Alexander Skarsgard stars as Amleth, dispossessed prince of a Nordic realm circa AD 900, who is hacking his way home to avenge his dethroned father (a convincingly burly Ethan Hawke in flashbacks). Bulked-up and brutish, Skarsgard stands as a worthy successor to Arnold Schwarzenegger’s Conan the Barbarian, delivering a performance of impressive physical prowess (while avoiding the campiness). Returning from The Witch is Anya Taylor-Joy as an enslaved woman who brings “cunning”—to borrow her own character’s words—to Amleth’s cause. More star power arrives in the form of Nicole Kidman as Amleth’s icily regal mother.
Eggers wrote the screenplay with Sjon, the Icelandic writer whose credits include the 2021 folk horror curiosity Lamb and Lars von Trier’s Bjork-starring movie musical Dancer in the Dark (Bjork has a cameo here as an elaborately adorned seer). What we get is a little Hamlet, but mostly a series of stunning set pieces. Eggers is a ritualistic filmmaker. Research drives his films, which play out as equal parts “living-history” reenactments and flights of fantastical imagination. And so we have an opening sequence of Hawke’s king and a young Amleth (Oscar Novak) barking like dogs as part of a wild initiation rite (“This is the last tear you will shed in weakness”); a Viking funeral punctuated with a shocking moment of sacrifice; an (imagined?) ride into the Northern lights with a Valkyrie; and—my favorite—a fireside prophecy involving Willem Dafoe’s lopped-off head. (That’s not really a spoiler.) When Eggers roots these moments in solid characters and sophisticated stories, they’re thrillingly immersive. When that foundation isn’t there, they can register as high-priced cosplay.

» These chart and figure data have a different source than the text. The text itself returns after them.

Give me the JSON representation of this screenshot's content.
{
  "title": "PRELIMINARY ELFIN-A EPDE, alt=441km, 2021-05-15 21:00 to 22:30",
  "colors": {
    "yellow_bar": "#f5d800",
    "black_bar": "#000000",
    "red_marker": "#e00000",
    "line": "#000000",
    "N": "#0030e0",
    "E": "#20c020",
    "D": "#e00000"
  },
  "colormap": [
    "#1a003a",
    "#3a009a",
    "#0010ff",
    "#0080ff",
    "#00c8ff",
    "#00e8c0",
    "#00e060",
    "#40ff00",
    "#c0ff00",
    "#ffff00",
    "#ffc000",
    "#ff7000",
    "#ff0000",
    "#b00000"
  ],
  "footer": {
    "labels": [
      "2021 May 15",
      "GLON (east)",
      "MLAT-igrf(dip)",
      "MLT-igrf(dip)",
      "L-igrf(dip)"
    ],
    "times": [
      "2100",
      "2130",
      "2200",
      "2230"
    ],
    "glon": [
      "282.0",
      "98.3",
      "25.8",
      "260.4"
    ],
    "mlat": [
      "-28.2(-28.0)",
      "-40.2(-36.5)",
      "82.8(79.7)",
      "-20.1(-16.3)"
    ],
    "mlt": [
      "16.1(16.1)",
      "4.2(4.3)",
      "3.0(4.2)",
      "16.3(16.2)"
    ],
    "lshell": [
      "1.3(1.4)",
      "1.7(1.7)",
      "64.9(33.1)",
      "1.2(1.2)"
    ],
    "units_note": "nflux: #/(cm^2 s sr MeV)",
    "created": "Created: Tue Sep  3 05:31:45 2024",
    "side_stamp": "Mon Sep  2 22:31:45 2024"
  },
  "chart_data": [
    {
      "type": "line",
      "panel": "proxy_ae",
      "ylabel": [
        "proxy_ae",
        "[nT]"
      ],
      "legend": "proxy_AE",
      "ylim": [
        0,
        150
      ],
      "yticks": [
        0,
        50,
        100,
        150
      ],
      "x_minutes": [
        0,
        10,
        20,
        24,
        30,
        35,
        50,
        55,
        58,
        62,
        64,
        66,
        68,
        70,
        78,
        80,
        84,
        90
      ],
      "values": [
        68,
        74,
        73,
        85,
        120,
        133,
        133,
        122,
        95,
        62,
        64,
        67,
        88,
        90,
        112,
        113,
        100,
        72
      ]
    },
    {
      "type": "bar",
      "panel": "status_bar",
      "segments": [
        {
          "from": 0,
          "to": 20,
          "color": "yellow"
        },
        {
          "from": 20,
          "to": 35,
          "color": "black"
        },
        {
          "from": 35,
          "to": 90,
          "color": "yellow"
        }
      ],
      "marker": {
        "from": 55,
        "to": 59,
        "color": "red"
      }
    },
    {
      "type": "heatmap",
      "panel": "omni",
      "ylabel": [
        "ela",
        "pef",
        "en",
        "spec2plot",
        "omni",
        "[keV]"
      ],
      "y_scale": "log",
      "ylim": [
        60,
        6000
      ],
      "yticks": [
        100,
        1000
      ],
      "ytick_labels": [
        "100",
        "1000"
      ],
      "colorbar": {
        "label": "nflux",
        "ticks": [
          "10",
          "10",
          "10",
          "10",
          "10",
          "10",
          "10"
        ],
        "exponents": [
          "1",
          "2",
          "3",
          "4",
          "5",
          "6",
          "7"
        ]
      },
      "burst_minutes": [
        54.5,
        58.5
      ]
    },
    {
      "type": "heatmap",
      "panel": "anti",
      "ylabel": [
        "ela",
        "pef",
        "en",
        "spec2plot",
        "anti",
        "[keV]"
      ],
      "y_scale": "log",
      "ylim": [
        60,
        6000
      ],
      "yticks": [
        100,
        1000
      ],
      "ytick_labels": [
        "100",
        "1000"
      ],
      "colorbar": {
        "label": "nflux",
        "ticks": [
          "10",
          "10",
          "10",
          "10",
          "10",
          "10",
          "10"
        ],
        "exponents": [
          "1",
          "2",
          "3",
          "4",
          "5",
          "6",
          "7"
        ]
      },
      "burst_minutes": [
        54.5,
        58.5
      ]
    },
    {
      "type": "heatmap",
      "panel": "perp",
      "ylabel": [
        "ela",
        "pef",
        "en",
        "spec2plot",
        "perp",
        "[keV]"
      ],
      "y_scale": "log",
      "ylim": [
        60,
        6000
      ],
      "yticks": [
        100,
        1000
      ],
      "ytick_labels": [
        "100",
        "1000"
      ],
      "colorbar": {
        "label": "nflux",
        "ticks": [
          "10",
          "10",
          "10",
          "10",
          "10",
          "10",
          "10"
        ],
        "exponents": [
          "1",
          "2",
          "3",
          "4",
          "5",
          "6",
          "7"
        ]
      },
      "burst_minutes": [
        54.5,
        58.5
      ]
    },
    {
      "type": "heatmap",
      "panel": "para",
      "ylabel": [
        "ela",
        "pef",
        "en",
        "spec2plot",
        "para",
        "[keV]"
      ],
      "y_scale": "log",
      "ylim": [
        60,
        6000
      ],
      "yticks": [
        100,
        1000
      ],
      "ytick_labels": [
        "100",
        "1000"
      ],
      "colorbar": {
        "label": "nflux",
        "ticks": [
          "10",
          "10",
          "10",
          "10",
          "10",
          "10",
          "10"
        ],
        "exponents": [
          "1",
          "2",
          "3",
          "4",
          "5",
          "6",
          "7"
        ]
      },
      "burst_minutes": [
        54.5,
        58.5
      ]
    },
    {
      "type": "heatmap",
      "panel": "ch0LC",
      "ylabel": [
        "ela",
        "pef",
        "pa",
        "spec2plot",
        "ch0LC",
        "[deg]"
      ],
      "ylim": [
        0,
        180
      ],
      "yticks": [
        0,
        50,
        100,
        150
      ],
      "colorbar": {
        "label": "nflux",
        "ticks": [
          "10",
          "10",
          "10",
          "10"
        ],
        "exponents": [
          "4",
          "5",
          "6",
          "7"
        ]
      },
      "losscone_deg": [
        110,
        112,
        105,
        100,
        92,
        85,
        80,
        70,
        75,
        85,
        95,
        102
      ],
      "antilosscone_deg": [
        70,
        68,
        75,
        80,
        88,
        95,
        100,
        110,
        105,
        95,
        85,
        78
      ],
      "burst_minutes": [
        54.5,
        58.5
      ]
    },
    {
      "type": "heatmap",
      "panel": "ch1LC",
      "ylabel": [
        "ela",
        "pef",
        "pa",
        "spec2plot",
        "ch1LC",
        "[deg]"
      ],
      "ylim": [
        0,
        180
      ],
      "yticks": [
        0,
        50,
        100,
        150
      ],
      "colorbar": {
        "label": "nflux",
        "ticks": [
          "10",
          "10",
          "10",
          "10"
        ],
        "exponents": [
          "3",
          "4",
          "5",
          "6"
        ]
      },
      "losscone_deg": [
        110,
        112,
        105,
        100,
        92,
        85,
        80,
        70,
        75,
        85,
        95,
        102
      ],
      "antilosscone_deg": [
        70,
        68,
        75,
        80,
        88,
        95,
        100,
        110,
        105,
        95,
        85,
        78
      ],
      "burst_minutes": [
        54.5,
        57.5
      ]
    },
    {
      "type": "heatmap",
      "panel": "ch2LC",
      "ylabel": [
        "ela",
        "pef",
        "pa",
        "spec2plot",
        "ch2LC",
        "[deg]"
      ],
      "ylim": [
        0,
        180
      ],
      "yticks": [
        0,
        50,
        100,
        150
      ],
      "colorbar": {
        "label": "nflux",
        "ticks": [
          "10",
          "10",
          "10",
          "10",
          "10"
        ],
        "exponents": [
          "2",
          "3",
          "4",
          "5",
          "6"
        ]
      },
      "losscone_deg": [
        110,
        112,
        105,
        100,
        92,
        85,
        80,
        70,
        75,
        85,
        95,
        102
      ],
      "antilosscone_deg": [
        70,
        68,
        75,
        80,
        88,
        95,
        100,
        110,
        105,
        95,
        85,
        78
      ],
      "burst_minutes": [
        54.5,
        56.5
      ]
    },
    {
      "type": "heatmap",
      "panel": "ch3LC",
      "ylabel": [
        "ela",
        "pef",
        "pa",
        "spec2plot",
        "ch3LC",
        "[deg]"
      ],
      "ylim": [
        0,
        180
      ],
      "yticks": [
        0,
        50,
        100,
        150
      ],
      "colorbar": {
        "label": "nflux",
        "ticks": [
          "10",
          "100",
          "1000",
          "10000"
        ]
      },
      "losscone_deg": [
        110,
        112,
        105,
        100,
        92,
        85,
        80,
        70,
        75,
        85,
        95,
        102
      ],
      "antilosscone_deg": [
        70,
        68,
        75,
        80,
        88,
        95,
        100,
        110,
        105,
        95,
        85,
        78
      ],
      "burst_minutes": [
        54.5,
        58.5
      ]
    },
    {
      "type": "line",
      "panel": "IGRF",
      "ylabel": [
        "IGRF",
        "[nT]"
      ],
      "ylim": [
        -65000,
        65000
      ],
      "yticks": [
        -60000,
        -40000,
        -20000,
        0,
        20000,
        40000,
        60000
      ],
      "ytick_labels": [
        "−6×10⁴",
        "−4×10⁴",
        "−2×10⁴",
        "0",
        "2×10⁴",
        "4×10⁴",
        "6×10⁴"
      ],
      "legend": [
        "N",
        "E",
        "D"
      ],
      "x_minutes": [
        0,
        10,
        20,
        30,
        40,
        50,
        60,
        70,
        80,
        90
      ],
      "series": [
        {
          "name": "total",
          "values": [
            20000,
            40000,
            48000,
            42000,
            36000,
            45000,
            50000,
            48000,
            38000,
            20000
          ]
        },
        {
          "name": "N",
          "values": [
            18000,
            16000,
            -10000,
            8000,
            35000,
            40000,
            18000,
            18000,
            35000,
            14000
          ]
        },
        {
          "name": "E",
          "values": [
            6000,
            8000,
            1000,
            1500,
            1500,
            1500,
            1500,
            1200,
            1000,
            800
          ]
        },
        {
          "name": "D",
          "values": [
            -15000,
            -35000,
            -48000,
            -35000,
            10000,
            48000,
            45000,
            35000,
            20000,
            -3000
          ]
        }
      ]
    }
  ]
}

The Northman gestures toward complication with its ending, a striking silhouette showdown set against a backdrop of flowing lava. It’s riveting as action, yet the choice Amleth must make, which was predicted by Bjork’s seer, fails to deconstruct the notion of mythical heroism in any real way. (For that, see 2021’s The Green Knight.) Similarly, for all its grandiloquent landscape cinematography (Eggers regular Jarin Blaschke is behind the camera), the movie never tempers its barbarism with beauty or mercy, as was the case in something like Leonardo DiCaprio’s vengeful The Revenant. But for a rousing adventure yarn about screaming Norsemen, made by filmmakers who love to costume them, you could do far worse.